Understanding Biopsy Outcomes
Once the cells from the FNA are collected, the cytopathologist classifies the sample using the Bethesda System for Reporting Thyroid Cytopathology. This system provides a standardized, six-tiered set of categories, each associated with a specific estimated risk of malignancy. The Bethesda result moves the patient from an imaging-based risk assessment to a cell-based diagnosis. The most common outcomes for a TIRADS 4 nodule fall into the indeterminate categories, reflecting the nodule’s moderately suspicious ultrasound appearance.
One of the indeterminate results is Bethesda Category III, termed Atypia of Undetermined Significance or Follicular Lesion of Undetermined Significance. This category suggests that the cells exhibit some abnormal features, but they are not clearly malignant, carrying an estimated malignancy risk of 13% to 30%. Management for a Category III result often involves either a repeat FNA after a period of observation or molecular testing to better assess the cancer risk of the specific cellular changes.
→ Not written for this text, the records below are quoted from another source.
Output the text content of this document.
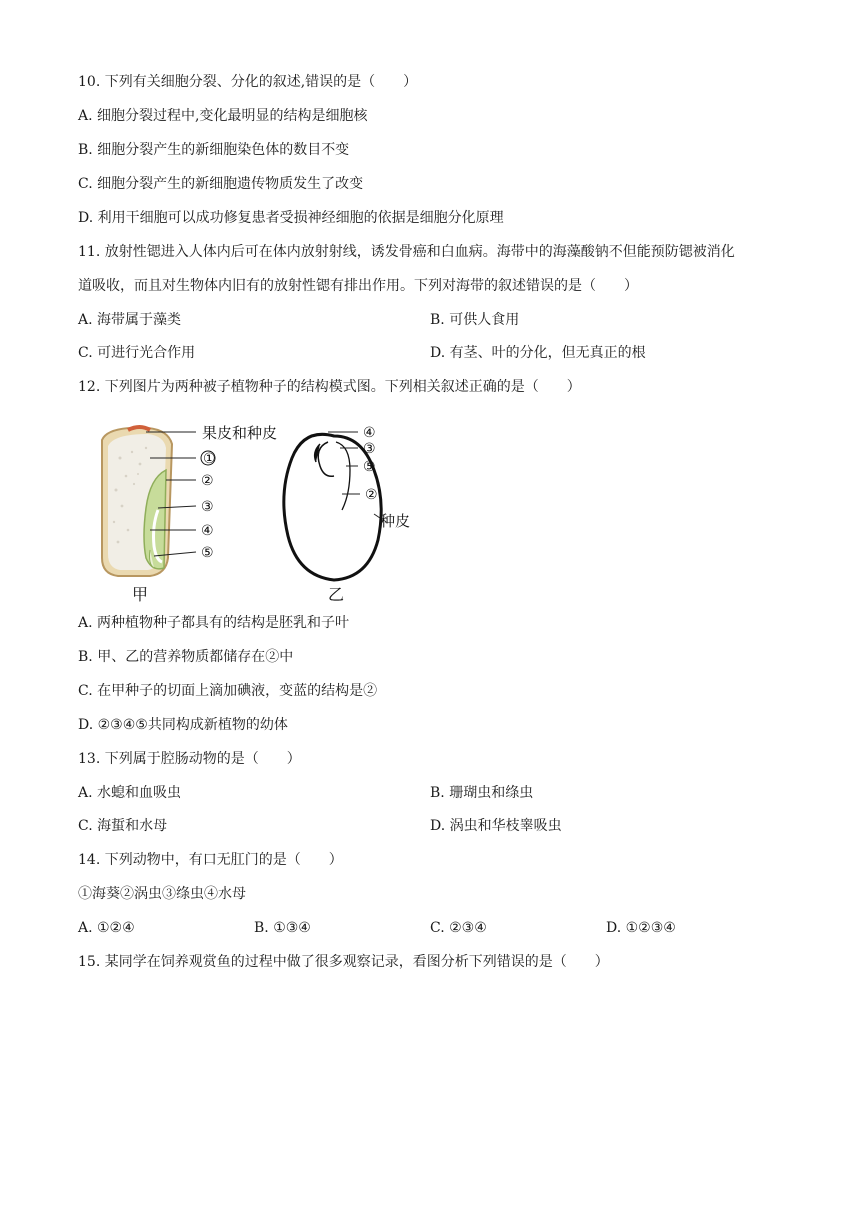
10. 下列有关细胞分裂、分化的叙述,错误的是（　　）
A. 细胞分裂过程中,变化最明显的结构是细胞核
B. 细胞分裂产生的新细胞染色体的数目不变
C. 细胞分裂产生的新细胞遗传物质发生了改变
D. 利用干细胞可以成功修复患者受损神经细胞的依据是细胞分化原理
11. 放射性锶进入人体内后可在体内放射射线，诱发骨癌和白血病。海带中的海藻酸钠不但能预防锶被消化
道吸收，而且对生物体内旧有的放射性锶有排出作用。下列对海带的叙述错误的是（　　）
A. 海带属于藻类	B. 可供人食用
C. 可进行光合作用	D. 有茎、叶的分化，但无真正的根
12. 下列图片为两种被子植物种子的结构模式图。下列相关叙述正确的是（　　）
果皮和种皮
①
②
③
④
⑤
甲
④
③
⑤
②
种皮
乙
A. 两种植物种子都具有的结构是胚乳和子叶
B. 甲、乙的营养物质都储存在②中
C. 在甲种子的切面上滴加碘液，变蓝的结构是②
D. ②③④⑤共同构成新植物的幼体
13. 下列属于腔肠动物的是（　　）
A. 水螅和血吸虫	B. 珊瑚虫和绦虫
C. 海蜇和水母	D. 涡虫和华枝睾吸虫
14. 下列动物中，有口无肛门的是（　　）
①海葵②涡虫③绦虫④水母
A. ①②④	B. ①③④	C. ②③④	D. ①②③④
15. 某同学在饲养观赏鱼的过程中做了很多观察记录，看图分析下列错误的是（　　）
Another possible result is Bethesda Category IV, which is a Follicular Neoplasm or Suspicious for a Follicular Neoplasm. This diagnosis indicates that the cells are arranged in a pattern consistent with a follicular tumor, which could be either a benign adenoma or a malignant carcinoma. The risk of malignancy for this category is higher, ranging from 25% to 40%. The standard management is typically a diagnostic surgical lobectomy to remove half of the thyroid, allowing the pathologist to perform a final examination of the entire nodule to determine if cancer is present.